I’m a pear shape wearing bright colours on my bottom half- oh the humanity!
Fashion Rules. You know what I’m talking about, right? All the rules dictated to us by media, friends, family and society about what we should and shouldn’t wear. Fashion rules are a favourite topic for the media “Which dress is best for your body? Top ten jeans for your shape! Fashion dos and don’ts”. Telling us what fruits we look like, what colours to put together or not put together, what styles suit us best.
Between myself and my friends on Twitter, we came up some examples like: “If you’re a pear shape, don’t wear colours on your bottom half. Leggings aren’t pants. Wear this top to balance out your bottom. Wear these sorts of shoes to elongate your legs.
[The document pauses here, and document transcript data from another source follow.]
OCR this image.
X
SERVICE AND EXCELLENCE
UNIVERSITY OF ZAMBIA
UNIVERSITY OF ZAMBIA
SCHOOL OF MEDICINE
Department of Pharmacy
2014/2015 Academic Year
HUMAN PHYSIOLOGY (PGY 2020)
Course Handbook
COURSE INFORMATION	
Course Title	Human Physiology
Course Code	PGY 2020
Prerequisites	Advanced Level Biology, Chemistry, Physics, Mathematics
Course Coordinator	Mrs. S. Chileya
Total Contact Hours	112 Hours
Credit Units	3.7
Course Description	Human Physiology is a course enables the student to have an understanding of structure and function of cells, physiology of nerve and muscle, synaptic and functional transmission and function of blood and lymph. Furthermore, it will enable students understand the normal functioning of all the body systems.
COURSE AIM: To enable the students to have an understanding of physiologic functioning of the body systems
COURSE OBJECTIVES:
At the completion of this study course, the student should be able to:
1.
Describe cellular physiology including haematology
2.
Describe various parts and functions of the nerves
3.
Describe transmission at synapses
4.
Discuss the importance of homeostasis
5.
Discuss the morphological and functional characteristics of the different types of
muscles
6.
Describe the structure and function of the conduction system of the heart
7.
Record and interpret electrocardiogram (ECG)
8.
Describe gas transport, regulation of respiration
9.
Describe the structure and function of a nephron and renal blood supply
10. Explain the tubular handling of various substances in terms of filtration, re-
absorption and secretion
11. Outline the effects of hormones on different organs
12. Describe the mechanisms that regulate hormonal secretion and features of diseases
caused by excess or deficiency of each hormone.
Don’t wear sneakers with jeans. Don’t wear black and navy together. Blue and green should never be seen. Don’t wear sequins or mini-skirts if you’re out of your twenties. Show boobs or legs, not both. Only one statement piece per ensemble”.
As a fat woman, I’ve also heard a lot of these extra rules: “Don’t wear horizontal stripes, wear lots of black ‘cos it’s slimming, don’t wear anything too tight ‘cos it’s not flattering, don’t bare your arms, don’t wear anything short”. I go on the facebook page of a plus-size clothing store and shake my head at some of the comments there. “Why do you keep making sleeveless dresses, everyone knows fat girls don’t like to show their arms! Don’t make tight tops, fat girls don’t like tight tops, they’re not flattering!” Basically fat woman fashion rules boil down to “cover up your fat because it’s offensive to look at. Unless you have big boobs. And don’t stand out because we want you to be invisible and not exist”.
I have some news for you. You don’t have to follow the fashion rules. Really, you don’t! As much as people like to joke, there are no real fashion police. You can wear what you want! You do not have an obligation to meet the culturally constructed beauty ideal. Your friends, family, workmates, strangers on the street, are not entitled to tell you how to dress.

Now I’m wearing horizontal stripes, baring my arms and showing the shape of my tummy. What a fashion crime! :-P
Look at the thinking behind these “rules”. Why do you have to wear things to “balance out your proportions”? Because our culture has decided that an hourglass (balanced top and bottom) is the ideal body shape and we must all try to look the same so as not to offend people’s aesthetic sensibilities. How boring! Look at the language that is frequently used like “flattering” or “slimming”. Basically, not fat. Well I am fat, and no matter what I wear, I will still be fat. That’s my body shape. Stop acting like it’s the worst thing in the world to look that way. Why should you have to hide a roll on your tummy, or cover your arms? They are all parts of the wonderful shape your body makes. Why is it considered offensive to show them? Why does society encourage a culture of shaming?
What you wear is none of anyone’s business. If you want to follow fashion rules, that’s fine. What you choose to wear is none of my business, after all. You might like wearing all black, or wearing heels, or always wearing cute jackets over your arms, or following the fruit rules. That’s cool. But don’t be like the women on the facebook page, declaring what all women like to wear or not wear. Don’t generalise. Don’t snark. If your friend wants to wear leggings as pants, good for her. Leave her to her choices without criticising.
Fashion should be about fun! Wearing what you want to because you like it and it feels good on! I love that people have so many different styles and body shapes- diversity is awesome.
I made a deliberate choice to stop snarking about people’s fashion choices in my head. It has made such a difference to my attitude to not think negative thoughts all the time. Why not give it a try?
Do you think we judge others based on these “rules”? Do you adhere to the rules?